The research shows that people have an “ideal self” that corresponds to an image they have of themselves, one that reflects the accomplishment of their goals.
Of course, there are many reasons—some very good—why people don’t realize their ideal selves. Responsibility or duty to family, finances, health issues are all reasons why.
But when we consider those who made good on some or all of a dream notwithstanding their setbacks or circumstances, we have to wonder why some still hesitate to embark on such a journey.

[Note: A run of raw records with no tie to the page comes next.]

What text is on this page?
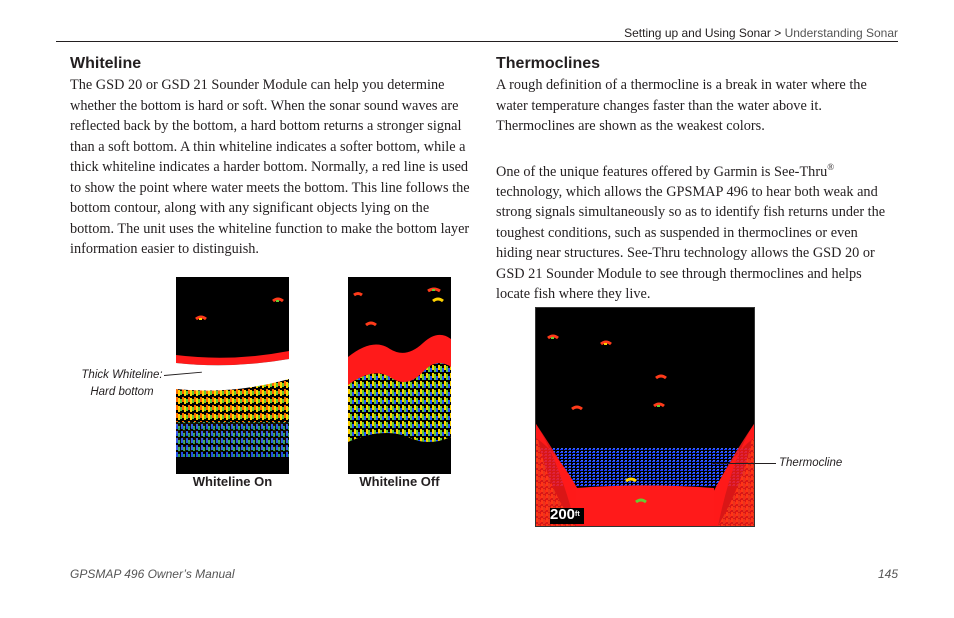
Setting up and Using Sonar > Understanding Sonar
Whiteline

The GSD 20 or GSD 21 Sounder Module can help you determine whether the bottom is hard or soft. When the sonar sound waves are reflected back by the bottom, a hard bottom returns a stronger signal than a soft bottom. A thin whiteline indicates a softer bottom, while a thick whiteline indicates a harder bottom. Normally, a red line is used to show the point where water meets the bottom. This line follows the bottom contour, along with any significant objects lying on the bottom. The unit uses the whiteline function to make the bottom layer information easier to distinguish.

Whiteline On	Whiteline Off
Thick Whiteline:
Hard bottom
Thermoclines

A rough definition of a thermocline is a break in water where the water temperature changes faster than the water above it. Thermoclines are shown as the weakest colors.

One of the unique features offered by Garmin is See-Thru® technology, which allows the GPSMAP 496 to hear both weak and strong signals simultaneously so as to identify fish returns under the toughest conditions, such as suspended in thermoclines or even hiding near structures. See-Thru technology allows the GSD 20 or GSD 21 Sounder Module to see through thermoclines and helps locate fish where they live.

$200^{ft}$
Thermocline
GPSMAP 496 Owner’s Manual	145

I’ve been thinking of this theme a lot lately, having finished the latest round of edits on my manuscript. What made me keep returning to such a project—in spite of a flurry of conditions that would have served as good excuses to keep it in the drawer and chalk it up to a youthful fantasy?
The desire to write, to express myself, was the main reason. Envy of others who did it was another when I knew I, too, could do it (yes, I’m being honest). The need to combat the forces I can’t control (family circumstances, COVID, etc.) with one that I can (writing), still another.
I thought of two literary works (actually, three, but the third one I braided into my manuscript) that addressed this very issue.
One of them was the Henry James short story “The Madonna of the Future” about an artist who never completed his painting of a Madonna with child. Instead, he talked about it and thought about it. But he never painted it. Instead, the canvas that was to contain it was “a mere dead blank, cracked and discolored by time.”
The “artist” eventually becomes an old man, never having painted, still pointing to his forehead and saying, “The elements are all here.”
Tellingly, he excused his inability to paint by saying, “I waited and waited to be worthier to begin, and wasted my life in preparation.”
I thought about how many of us have said those same words to ourselves. “I’ll do it someday when I have more time” or “I’m not ready yet,” when, in fact, we might not believe we can do it.
What is the result if you never do it? A dead, blank canvas that will be cracked and discolored by time.
The other piece on this theme is Charles Bukowski’s poem “air and light and space and time.”
In Bukowski’s inimitable way, he begins the poem with a quotation from a representative person who lists excuses for not having created: “—you know, I’ve either had a family, a job, something / has always been in the / way….” Then this procrastinator proceeds to tell the listener that now that they have a “large studio” with “space and light,” they will “have a place and the time to create.”
Of course, Bukowski dismisses this: “no baby, if you’re going to create / you’re going to create whether you work / 16 hours a day in a coal mine / or / you’re going to create in a small room with 3 children / while you’re on / welfare, / you’re going to create with part of your mind and your / body blown / away / you’re going to create blind / crippled / demented, / you’re going to create with a cat crawling up your / back while / the whole city trembles in earthquake, bombardment, / flood and fire.”
And if the poet hasn’t made you think by this time, he concludes with this: “baby, air and light and time and space / have nothing to do with it / and don’t create anything / except maybe a longer life to find / new excuses / for.”
So, what are you waiting for? Sit down in silence (but Bukowski would say even silence isn’t a requisite) and create. You might be pleasantly surprised by what transpires.
Your ideal self will thank you.
P.S. If you're wondering how the photo of a leopard ties in, read Hemingway's "The Snows of Kilimanjaro. Then you'll understand (hopefully).